The results are a far cry from those of last year when the country’s top lenders reported their biggest profit falls in at least a decade at the end of the first half. They compare with a 4-5% rise in net profit reported by the three banks in the same period in 2019 before the pandemic hit.

The zero tolerance approach to COVID-19 means China has been able to maintain a relatively high level of commercial activity, even as repeated lockdowns grip other parts of the world.
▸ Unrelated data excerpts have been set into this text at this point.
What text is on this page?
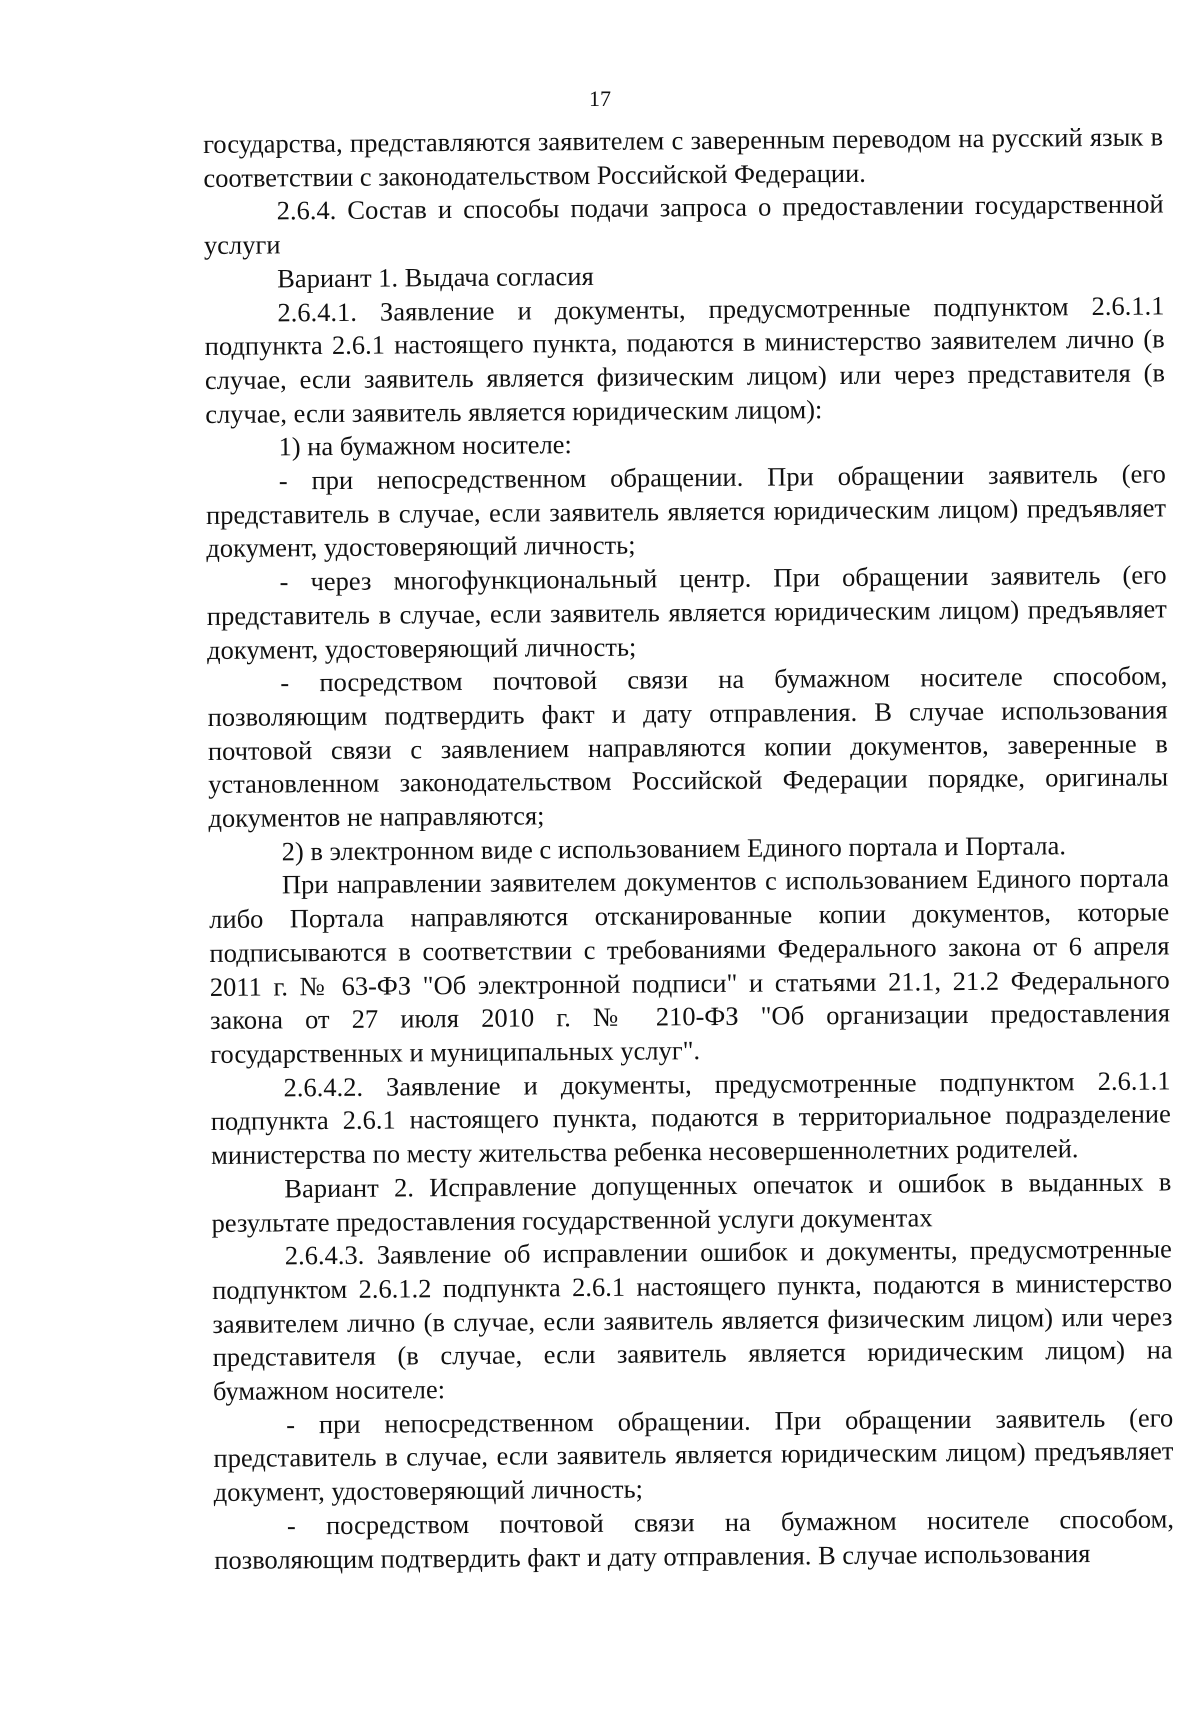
17

государства, представляются заявителем с заверенным переводом на русский язык в соответствии с законодательством Российской Федерации.

2.6.4. Состав и способы подачи запроса о предоставлении государственной услуги

Вариант 1. Выдача согласия

2.6.4.1. Заявление и документы, предусмотренные подпунктом 2.6.1.1 подпункта 2.6.1 настоящего пункта, подаются в министерство заявителем лично (в случае, если заявитель является физическим лицом) или через представителя (в случае, если заявитель является юридическим лицом):

1) на бумажном носителе:

- при непосредственном обращении. При обращении заявитель (его представитель в случае, если заявитель является юридическим лицом) предъявляет документ, удостоверяющий личность;

- через многофункциональный центр. При обращении заявитель (его представитель в случае, если заявитель является юридическим лицом) предъявляет документ, удостоверяющий личность;

- посредством почтовой связи на бумажном носителе способом, позволяющим подтвердить факт и дату отправления. В случае использования почтовой связи с заявлением направляются копии документов, заверенные в установленном законодательством Российской Федерации порядке, оригиналы документов не направляются;

2) в электронном виде с использованием Единого портала и Портала.

При направлении заявителем документов с использованием Единого портала либо Портала направляются отсканированные копии документов, которые подписываются в соответствии с требованиями Федерального закона от 6 апреля 2011 г. № 63-ФЗ "Об электронной подписи" и статьями 21.1, 21.2 Федерального закона от 27 июля 2010 г. № 210-ФЗ "Об организации предоставления государственных и муниципальных услуг".

2.6.4.2. Заявление и документы, предусмотренные подпунктом 2.6.1.1 подпункта 2.6.1 настоящего пункта, подаются в территориальное подразделение министерства по месту жительства ребенка несовершеннолетних родителей.

Вариант 2. Исправление допущенных опечаток и ошибок в выданных в результате предоставления государственной услуги документах

2.6.4.3. Заявление об исправлении ошибок и документы, предусмотренные подпунктом 2.6.1.2 подпункта 2.6.1 настоящего пункта, подаются в министерство заявителем лично (в случае, если заявитель является физическим лицом) или через представителя (в случае, если заявитель является юридическим лицом) на бумажном носителе:

- при непосредственном обращении. При обращении заявитель (его представитель в случае, если заявитель является юридическим лицом) предъявляет документ, удостоверяющий личность;

- посредством почтовой связи на бумажном носителе способом, позволяющим подтвердить факт и дату отправления. В случае использования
As a result, China’s largest banks saw easing risks of bad loans and less pressure from regulators urging banks to lower commercial interest rates to businesses as they did last year during the height of the pandemic.
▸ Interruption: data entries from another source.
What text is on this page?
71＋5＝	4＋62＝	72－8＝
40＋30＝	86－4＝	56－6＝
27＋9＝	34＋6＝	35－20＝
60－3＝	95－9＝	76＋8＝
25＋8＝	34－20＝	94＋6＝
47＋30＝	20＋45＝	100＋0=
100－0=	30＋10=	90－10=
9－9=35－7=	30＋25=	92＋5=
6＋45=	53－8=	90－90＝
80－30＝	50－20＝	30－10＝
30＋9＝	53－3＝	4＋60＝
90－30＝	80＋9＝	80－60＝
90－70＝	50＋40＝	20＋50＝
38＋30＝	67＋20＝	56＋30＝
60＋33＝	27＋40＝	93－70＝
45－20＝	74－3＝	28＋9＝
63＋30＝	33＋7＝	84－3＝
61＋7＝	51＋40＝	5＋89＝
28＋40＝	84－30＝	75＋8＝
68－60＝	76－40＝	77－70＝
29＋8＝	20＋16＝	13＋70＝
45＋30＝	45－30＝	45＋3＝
Industrial and Commercial Bank of China (ICBC) , the world’s largest commercial lender by assets, said its net profit rose 9.87% in the first half of 2021 from the same period last year in a statement to the Hong Kong Stock Exchange on Friday.

Following suit, China’s Bank of Communications Co Ltd (BoCom), the country’s sixth-largest lender by assets, posted a 15.1% increase in first-half net profit.

Also on Friday, China Construction Bank Corp (CCB) , the country’s second-largest lender by assets, posted a 11.39% rise in first-half profit.

All three lenders reported a slight fall in non-performing loan (NPL) ratios, with ICBC saying its NPL ratio dipped to 1.54% at the end of June from 1.58% at the end of the first quarter.

BoCom reported a 1.6% NPL ratio at the end of the first half, compared to 1.64% at the end of the previous quarter, while CCB’s fell to 1.53% from 1.56% over the same period.

Chinese commercial banks overall posted a 11.1% increase in first-half net profit to 1.1 trillion yuan, according to data from the China Banking and Insurance Regulatory Commission (CBIRC).

By the end of the second quarter, the average non-performing loan ratio for commercial banks was at 1.76%, the CBIRC data showed, falling for the third consecutive quarter.

BoCom said its net interest margin – a key indicator of bank profitability – inched up to 1.55% at the end of June, from 1.54% at the end of March, while ICBC saw a slight fall to 2.12% from 2.14% over the same period.

CCB’s NIM remained steady from the end of March to end-June at 2.13%.

Analysts and bankers cautioned that the current lack of global stability could impact how China’s banks fare in the second-half.

“The unsynchronized pandemic prevention and control in the world, uneven economic recovery, increased expectations in monetary policy reorientation in major global economies,” will all impact China’s banking sector, said ICBC in its annual report.

Analysts also highlighted the impact that domestic regulation could have on credit. In an August note, Morgan Stanley said credit growth could weaken more in the second half with policy tightening on 80% of credit demand in China, including property-related loan demand.

“The original assumption of robust recovery from COVID may need to be reviewed given the macro situation,” said Moody’s banks analyst and vice president Nicholas Zhu.

Banks “will need to be nimble and adaptive in the second half of the year”.